Tu beso fue en mis labios de un dulzor refrescante. Sensación de agua viva y moras negras me dio tu boca amante.
Cansada me acosté sobre los pastos con tu brazo tendido, por apoyo. Y me calló tu beso entre mis labios, como un fruto maduro de la selva o un lavado guijarro del arroyo.
Tengo sed, otra vez, amado mío. Dame tu beso fresco tal como una piedrezuela del río.
La sete.
Il tuo bacio penetrò le mie labbra con una dolcezza rinfrescante. Una sensazione di acqua viva e nere more mi diede la tua bocca amante.
Sfinita mi distesi sul prato col tuo braccio disteso, per appoggio. E mi tacque il tuo bacio tra le labbra mie come un frutto di bosco maturo o un ciottolo lavato dl torrente.
Ho sete, ancora, amor mio. Dammi il tuo bacio fresco come una pietruzza del fiume.
– Juana de Ibarbourou –
_______________________________
El intruso.
Amor, la noche estaba trágica y sollozante Cuando tu llave de oro cantó en mi cerradura; Luego, la puerta abierta sobre la sombra helante, Tu forma fue una mancha de luz y de blancura.

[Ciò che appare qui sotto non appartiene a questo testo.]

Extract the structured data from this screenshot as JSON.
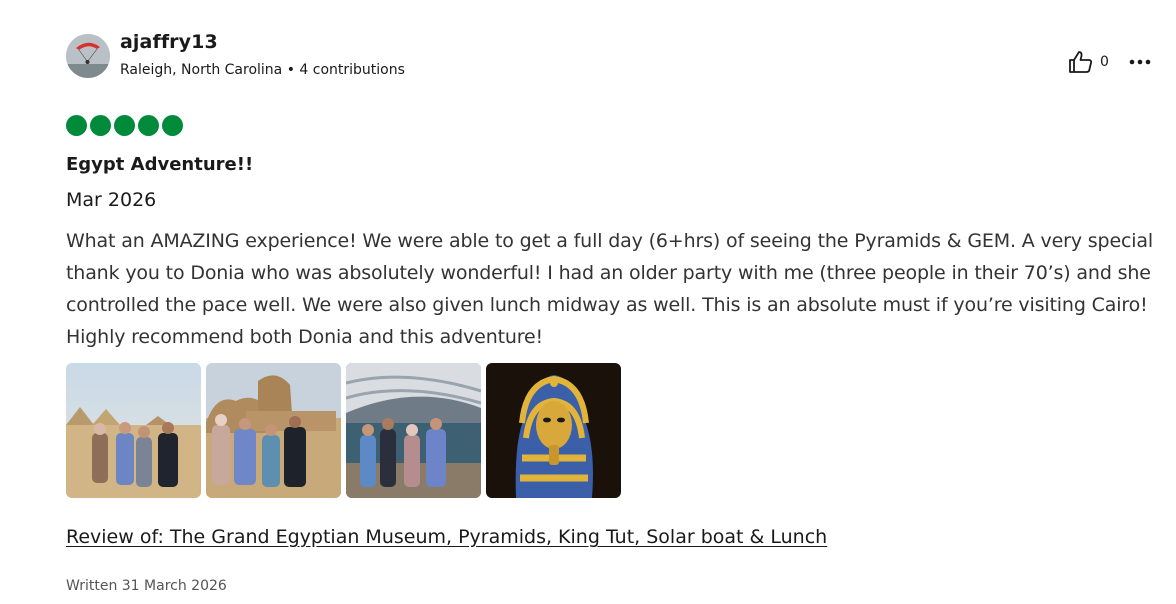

Todo aquí lo alumbraron tus ojos de diamante; Bebieron en mi copa tus labios de frescura, Y descansó en mi almohada tu cabeza fragante; Me encantó tu descaro y adoré tu locura.
Y hoy río si tú ríes, y canto si tú cantas; Y si tú duermes, duermo como un perro a tus plantas, Hoy llevo hasta en mi sombra tu olor de primavera;
Y tiemblo si tu mano toca la cerradura; ¡Y bendigo la noche sollozante y oscura Que floreció en mi vida tu boca tempranera!
L’intruso.
Amore, la notte era tragica e singhiozzante quando la tua chiave d’oro cantò nella mia serratura; poi, la porta aperta sull’ombra agghiacciante, la tua forma fu una macchia di luce e di candore.
Tutto illuminarono i tuoi occhi di diamante; bevvero dal mio calice le tue labbra di frescura, e riposò sul mio cuscino il tuo capo fragrante; mi incantò la tua insolenza e adorai la tua follia.
E oggi rido se tu ridi, e canto se tu canti; e se dormi, dormo come un cane ai tuoi piedi, oggi che anche nella mia ombra porto il tuo odore di primavera;
E tremo al tocco della tua mano sulla serratura; E benedico la notte singhiozzante e oscura che lasciò fiorire nlla mia vita la tua bocca mattiniera.